Une goutte de sueur froide dégoulina le long de ma colonne vertébrale.
- Vous savez que je suis tenue au secret professionnel, je ne vous révèlerai rien aux sujets de mes patients.
Nora, ne flanche pas, ce type cherche à te pousser au faux pas ! Surtout ne rien lâcher !
- Je le sais pertinemment Miss Chester, mais juste à titre informatif, j'enquête sur ces deux lascars, et je me ferai une joie non dissimulée de les empêcher de nuire.
Les plus hautes instances m'ont chargé d'une mission très importante et je compte bien l'accomplir. Votre aide me serait précieuse. Cela dit, si j'apprends que vous fricotez avec "l'ennemi", je ne ferai pas de quartier avec vous.

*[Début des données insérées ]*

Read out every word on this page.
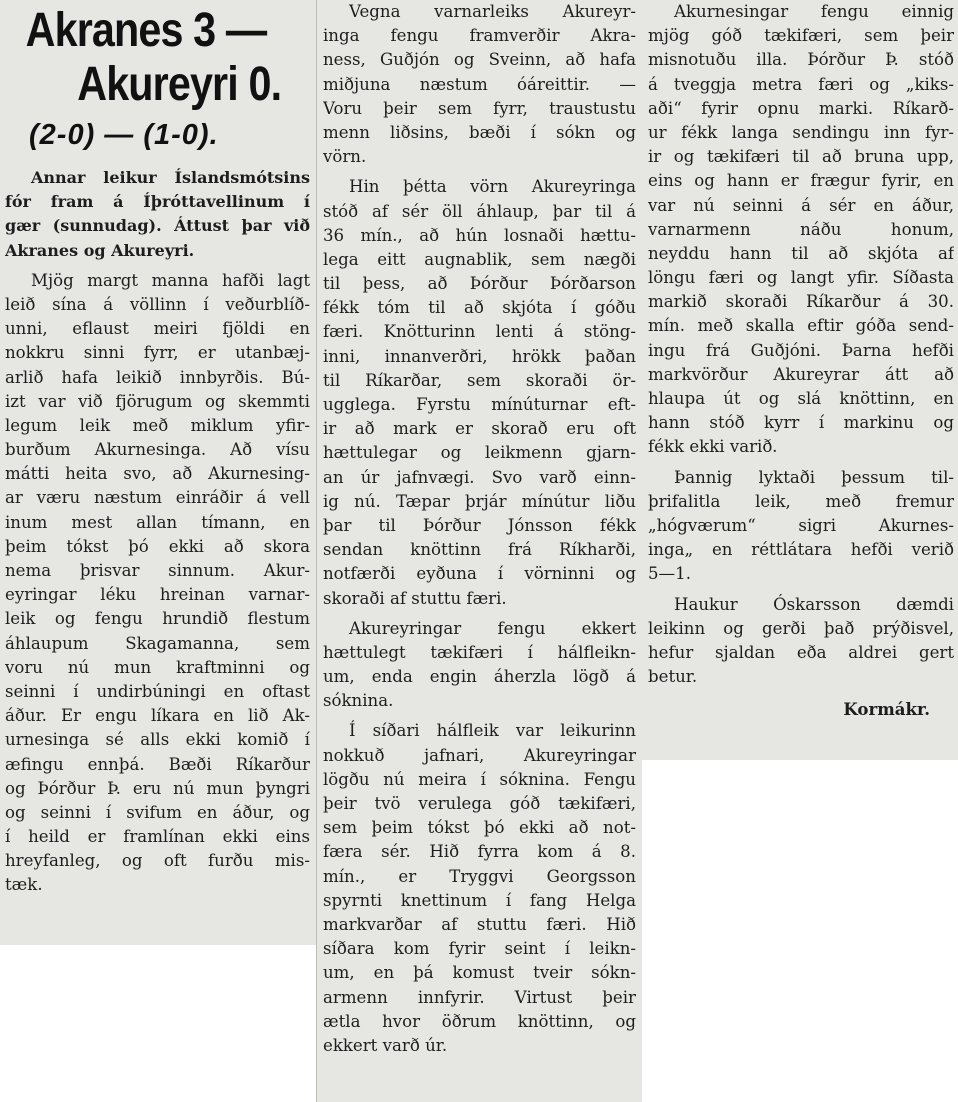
Akranes 3 —
Akureyri 0.
(2-0) — (1-0).
Annar leikur Íslandsmótsins
fór fram á Íþróttavellinum í
gær (sunnudag). Áttust þar við
Akranes og Akureyri.
Mjög margt manna hafði lagt
leið sína á völlinn í veðurblíð-
unni, eflaust meiri fjöldi en
nokkru sinni fyrr, er utanbæj-
arlið hafa leikið innbyrðis. Bú-
izt var við fjörugum og skemmti
legum leik með miklum yfir-
burðum Akurnesinga. Að vísu
mátti heita svo, að Akurnesing-
ar væru næstum einráðir á vell
inum mest allan tímann, en
þeim tókst þó ekki að skora
nema þrisvar sinnum. Akur-
eyringar léku hreinan varnar-
leik og fengu hrundið flestum
áhlaupum Skagamanna, sem
voru nú mun kraftminni og
seinni í undirbúningi en oftast
áður. Er engu líkara en lið Ak-
urnesinga sé alls ekki komið í
æfingu ennþá. Bæði Ríkarður
og Þórður Þ. eru nú mun þyngri
og seinni í svifum en áður, og
í heild er framlínan ekki eins
hreyfanleg, og oft furðu mis-
tæk.
Vegna varnarleiks Akureyr-
inga fengu framverðir Akra-
ness, Guðjón og Sveinn, að hafa
miðjuna næstum óáreittir. —
Voru þeir sem fyrr, traustustu
menn liðsins, bæði í sókn og
vörn.
Hin þétta vörn Akureyringa
stóð af sér öll áhlaup, þar til á
36 mín., að hún losnaði hættu-
lega eitt augnablik, sem nægði
til þess, að Þórður Þórðarson
fékk tóm til að skjóta í góðu
færi. Knötturinn lenti á stöng-
inni, innanverðri, hrökk þaðan
til Ríkarðar, sem skoraði ör-
ugglega. Fyrstu mínúturnar eft-
ir að mark er skorað eru oft
hættulegar og leikmenn gjarn-
an úr jafnvægi. Svo varð einn-
ig nú. Tæpar þrjár mínútur liðu
þar til Þórður Jónsson fékk
sendan knöttinn frá Ríkharði,
notfærði eyðuna í vörninni og
skoraði af stuttu færi.
Akureyringar fengu ekkert
hættulegt tækifæri í hálfleikn-
um, enda engin áherzla lögð á
sóknina.
Í síðari hálfleik var leikurinn
nokkuð jafnari, Akureyringar
lögðu nú meira í sóknina. Fengu
þeir tvö verulega góð tækifæri,
sem þeim tókst þó ekki að not-
færa sér. Hið fyrra kom á 8.
mín., er Tryggvi Georgsson
spyrnti knettinum í fang Helga
markvarðar af stuttu færi. Hið
síðara kom fyrir seint í leikn-
um, en þá komust tveir sókn-
armenn innfyrir. Virtust þeir
ætla hvor öðrum knöttinn, og
ekkert varð úr.
Akurnesingar fengu einnig
mjög góð tækifæri, sem þeir
misnotuðu illa. Þórður Þ. stóð
á tveggja metra færi og „kiks-
aði“ fyrir opnu marki. Ríkarð-
ur fékk langa sendingu inn fyr-
ir og tækifæri til að bruna upp,
eins og hann er frægur fyrir, en
var nú seinni á sér en áður,
varnarmenn náðu honum,
neyddu hann til að skjóta af
löngu færi og langt yfir. Síðasta
markið skoraði Ríkarður á 30.
mín. með skalla eftir góða send-
ingu frá Guðjóni. Þarna hefði
markvörður Akureyrar átt að
hlaupa út og slá knöttinn, en
hann stóð kyrr í markinu og
fékk ekki varið.
Þannig lyktaði þessum til-
þrifalitla leik, með fremur
„hógværum“ sigri Akurnes-
inga„ en réttlátara hefði verið
5—1.
Haukur Óskarsson dæmdi
leikinn og gerði það prýðisvel,
hefur sjaldan eða aldrei gert
betur.
Kormákr.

Vous serez éradiquée de la même façon qu'eux pour collaboration avec des forces obscures.
Je vous ai à l'oeil Miss Chester !
Sur ces paroles menaçantes, il se leva du canapé. lissa sa veste de costume et quitta la pièce sans même se retourner. J'en restai coite.
Je le suivis du regard jusqu'à ce que j'entende la porte du cabinet se refermer.
Je poussai un ouf de soulagement, il était parti.
Vince avait raison finalement, j'avais non pas de gros, mais d'énormes problèmes !


A suivre ....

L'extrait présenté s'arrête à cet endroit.